Welcome to the tractor forum.

There is an excellent post on this forum entitled *John Deere JD 500 A injection pump*, with response by *TraderMark*. You can find it by searching this forum or the internet. 

John Deere JD 500 A injection pump - Tractor Forum

www.tractorforum.com/f181/john-deere-jd-500-injection... 

You can also find a service manual for your 500A which will cover the injection pump removal/replacement.


----------



## nlneilson (Jan 29, 2017)

Hi sixbales
Thanks for the quick response.
Both of the links in your post returns "page not found"
a google search found a post by TraderMark. Some good points but I need more info so I ordered a Service manual I&T on ebay for $61.88, that is paper, is there a place on this forum to download a digital manual?

So far I don't know if the timing marks are on the flywheel or the front pulley, how to move the injector lines to remove the pump, etc.


----------



## TraderMark (Nov 15, 2011)

Hi nlneilson,
Welcome!
Those old 500A loaders with the upright pump on the 270 engine are a bugger to work on.
My advice to you is to just remove the injector lines completely. They wind and twist up around the manifold and have some clamps that hold the lines together in a cluster and I usually found it was easier and saved time in the long run to just remove the lines completely one at a time.

If the engine was running and performing satisfactorily you don't need the timing marks on the flywheel. 

Scribe a line on the pump housing and the engine block so you can line the pump body back up exactly where it was.

Remove the little window from the injection pump. It's just to the left of the screw on the bottom that has the wire through it. There are two small flat head screws that need to be removed to get the window cover off.

Be careful. There's quite a bit of diesel inside the injection pump and you'll be releasing it all so have a bucket handy. I'd say there's probably a pint or so inside the pump.

Once you have the window open and all the fuel is out, turn the engine until you see the two lines inside the pump line up. When they line up, you can pull the pump out. Make certain there's no way for anyone to turn the engine while the pump is out. Disconnect the battery if you haven't already so the key can't be accidentally used to engage the starter.

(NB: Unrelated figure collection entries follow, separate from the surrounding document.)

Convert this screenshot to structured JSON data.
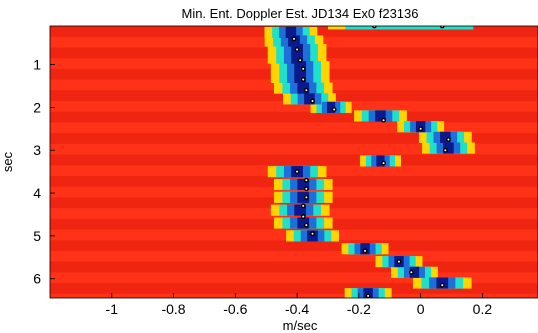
{
  "chart_data": {
    "type": "heatmap",
    "title": "Min. Ent. Doppler Est. JD134 Ex0 f23136",
    "xlabel": "m/sec",
    "ylabel": "sec",
    "xlim": [
      -1.2,
      0.38
    ],
    "ylim": [
      0.1,
      6.45
    ],
    "y_inverted": true,
    "grid": false,
    "colormap": "jet",
    "x_ticks": [
      -1,
      -0.8,
      -0.6,
      -0.4,
      -0.2,
      0,
      0.2
    ],
    "x_tick_labels": [
      "-1",
      "-0.8",
      "-0.6",
      "-0.4",
      "-0.2",
      "0",
      "0.2"
    ],
    "y_ticks": [
      1,
      2,
      3,
      4,
      5,
      6
    ],
    "y_tick_labels": [
      "1",
      "2",
      "3",
      "4",
      "5",
      "6"
    ],
    "ridge": [
      {
        "t": 0.25,
        "v": -0.42,
        "w": 0.09
      },
      {
        "t": 0.45,
        "v": -0.41,
        "w": 0.1
      },
      {
        "t": 0.65,
        "v": -0.4,
        "w": 0.1
      },
      {
        "t": 0.85,
        "v": -0.4,
        "w": 0.1
      },
      {
        "t": 1.05,
        "v": -0.39,
        "w": 0.1
      },
      {
        "t": 1.3,
        "v": -0.39,
        "w": 0.1
      },
      {
        "t": 1.55,
        "v": -0.38,
        "w": 0.1
      },
      {
        "t": 1.8,
        "v": -0.36,
        "w": 0.09
      },
      {
        "t": 2.0,
        "v": -0.29,
        "w": 0.07
      },
      {
        "t": 2.2,
        "v": -0.13,
        "w": 0.09
      },
      {
        "t": 2.45,
        "v": 0.0,
        "w": 0.08
      },
      {
        "t": 2.7,
        "v": 0.08,
        "w": 0.09
      },
      {
        "t": 2.95,
        "v": 0.09,
        "w": 0.09
      },
      {
        "t": 3.25,
        "v": -0.13,
        "w": 0.07
      },
      {
        "t": 3.5,
        "v": -0.4,
        "w": 0.1
      },
      {
        "t": 3.8,
        "v": -0.38,
        "w": 0.1
      },
      {
        "t": 4.1,
        "v": -0.38,
        "w": 0.1
      },
      {
        "t": 4.4,
        "v": -0.39,
        "w": 0.1
      },
      {
        "t": 4.7,
        "v": -0.38,
        "w": 0.1
      },
      {
        "t": 5.0,
        "v": -0.35,
        "w": 0.09
      },
      {
        "t": 5.3,
        "v": -0.18,
        "w": 0.08
      },
      {
        "t": 5.6,
        "v": -0.07,
        "w": 0.08
      },
      {
        "t": 5.85,
        "v": -0.02,
        "w": 0.08
      },
      {
        "t": 6.1,
        "v": 0.07,
        "w": 0.1
      },
      {
        "t": 6.35,
        "v": -0.17,
        "w": 0.08
      }
    ],
    "top_streak": {
      "t": 0.1,
      "v": -0.1,
      "w": 0.15
    },
    "points": [
      {
        "t": 0.1,
        "v": -0.15
      },
      {
        "t": 0.1,
        "v": 0.07
      },
      {
        "t": 0.4,
        "v": -0.41
      },
      {
        "t": 0.65,
        "v": -0.4
      },
      {
        "t": 0.9,
        "v": -0.39
      },
      {
        "t": 1.1,
        "v": -0.38
      },
      {
        "t": 1.35,
        "v": -0.38
      },
      {
        "t": 1.6,
        "v": -0.37
      },
      {
        "t": 1.85,
        "v": -0.35
      },
      {
        "t": 2.05,
        "v": -0.28
      },
      {
        "t": 2.3,
        "v": -0.12
      },
      {
        "t": 2.5,
        "v": 0.0
      },
      {
        "t": 2.75,
        "v": 0.09
      },
      {
        "t": 3.0,
        "v": 0.08
      },
      {
        "t": 3.3,
        "v": -0.12
      },
      {
        "t": 3.5,
        "v": -0.4
      },
      {
        "t": 3.7,
        "v": -0.37
      },
      {
        "t": 3.9,
        "v": -0.37
      },
      {
        "t": 4.1,
        "v": -0.37
      },
      {
        "t": 4.3,
        "v": -0.38
      },
      {
        "t": 4.55,
        "v": -0.38
      },
      {
        "t": 4.75,
        "v": -0.37
      },
      {
        "t": 4.95,
        "v": -0.35
      },
      {
        "t": 5.35,
        "v": -0.18
      },
      {
        "t": 5.6,
        "v": -0.07
      },
      {
        "t": 5.85,
        "v": -0.03
      },
      {
        "t": 6.15,
        "v": 0.07
      },
      {
        "t": 6.4,
        "v": -0.17
      }
    ],
    "colors": {
      "background": "#ff2a14",
      "ridge_outer": "#ffd400",
      "ridge_mid": "#1fe0c8",
      "ridge_inner": "#1e6fd9",
      "ridge_core": "#0a1a8a"
    }
  }
}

After your rebuild/repair, remove the window again, make sure the marks are aligned and slip the pump back in.

HTH,
Mark


----------



## TraderMark (Nov 15, 2011)

I'll try and get this image to show here.


----------



## nlneilson (Jan 29, 2017)

THANKS Mark
I appreciate the information.

The tractor started and ran good before.
There was about a half inch of real gooey sludge in the bottom of the fuel tank.
Even with the two spin-on fuel filters I am thinking the goo got into the injector pump and the piston is stuck in the cylinder.
I hooked up a hand pump with injector cleaner and a gauge and put 100 psi through the filters and into the injector pump. I loosened three of the injector lines at the pump that I could get to. Cranked the engine over. The pressure stayed at 100 psi and no fuel came out the loosened injector lines.

For years it started and I could do the jobs I wanted. I miss being able to use it.


----------